Al Gore Added to Cash Tribute Roster

Brooks & Dunn, Kid Rock Also on Board

Former vice president Al Gore has been added to the lineup of luminaries celebrating the life and career of the late Johnny Cash. The Johnny Cash Memorial Tribute: A Celebration of Friends and Family is scheduled to begin at 7:30 p.m. at Nashville’s Ryman Auditorium on Monday (Nov. 10). The concert will be televised Saturday (Nov. 15) from 8-10 p.m. ET/PT on CMT.

The Fisk Jubilee Singers, who sang at Cash’s funeral on Sept. 15, will open the concert with the hymn “Ain’t No Grave Going to Hold My Body Down.” Cash’s brother Tommy will welcome the capacity crowd in the Ryman and introduce the evening’s host, actor and Cash friend Tim Robbins.

Others honoring the life and music of the Man in Black are Brooks & Dunn, Kid Rock, Rosanne Cash, Sheryl Crow, John Mellencamp, Willie Nelson, Hank Williams Jr., Steve Earle, Larry Gatlin, Kris Kristofferson, George Jones, Travis Tritt, Jimmy Tittle, Jim Clement and Johnny Western. Williams will also take part in a tribute of the Highwaymen tribute, along with Nelson, Kristofferson and an as-yet-unannounced musical guest. Other surprise guests are expected as well. Taped tributes were sent by Bono, Dan Rather, Whoopi Goldberg and others. The members of the Cash and Carter family will close the evening by singing “We’ll Meet Again,” which Cash recorded on his last album, American IV: The Man Comes Around.

Half of the Ryman’s 2,200 seats went by public draw to fans; the other seats are for family and friends. Press facilities are located in the neighboring Tootsie’s Orchid Lounge.
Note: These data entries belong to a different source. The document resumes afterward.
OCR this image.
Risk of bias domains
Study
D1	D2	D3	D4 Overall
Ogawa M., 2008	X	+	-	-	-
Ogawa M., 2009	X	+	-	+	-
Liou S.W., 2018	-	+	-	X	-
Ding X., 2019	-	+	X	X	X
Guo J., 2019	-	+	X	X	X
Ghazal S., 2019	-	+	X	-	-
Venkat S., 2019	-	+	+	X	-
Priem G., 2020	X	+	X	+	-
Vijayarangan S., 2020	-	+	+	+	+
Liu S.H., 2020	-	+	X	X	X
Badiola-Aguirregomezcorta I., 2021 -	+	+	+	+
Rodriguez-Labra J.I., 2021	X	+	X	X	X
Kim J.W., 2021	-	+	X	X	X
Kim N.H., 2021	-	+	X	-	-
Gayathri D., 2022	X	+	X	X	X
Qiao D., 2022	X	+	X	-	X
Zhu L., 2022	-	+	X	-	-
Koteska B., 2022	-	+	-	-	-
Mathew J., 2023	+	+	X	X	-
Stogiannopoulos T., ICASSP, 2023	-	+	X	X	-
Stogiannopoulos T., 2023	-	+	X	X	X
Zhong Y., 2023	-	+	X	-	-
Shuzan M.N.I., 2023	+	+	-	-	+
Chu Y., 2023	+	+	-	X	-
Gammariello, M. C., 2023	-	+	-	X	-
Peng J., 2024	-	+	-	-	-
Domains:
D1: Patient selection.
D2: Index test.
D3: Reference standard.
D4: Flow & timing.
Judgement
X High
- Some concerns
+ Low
Born in Kingsland, Ark., in 1932, Cash is a member of both the Rock and Roll Hall of Fame and the Country Music Hall of Fame. He learned to play guitar while serving in the United States Air Force and began his music career in Memphis, Tenn., with “Hey Porter,” recorded for Sun Records. In 1956, he recorded one of his signature hits, “Folsom Prison Blues.” Awarded 12 Grammy awards during his 42-year music career, Cash also won three CMA awards on Wednesday (Nov. 5). He died Sept. 12 at the age of 71, from complications of diabetes.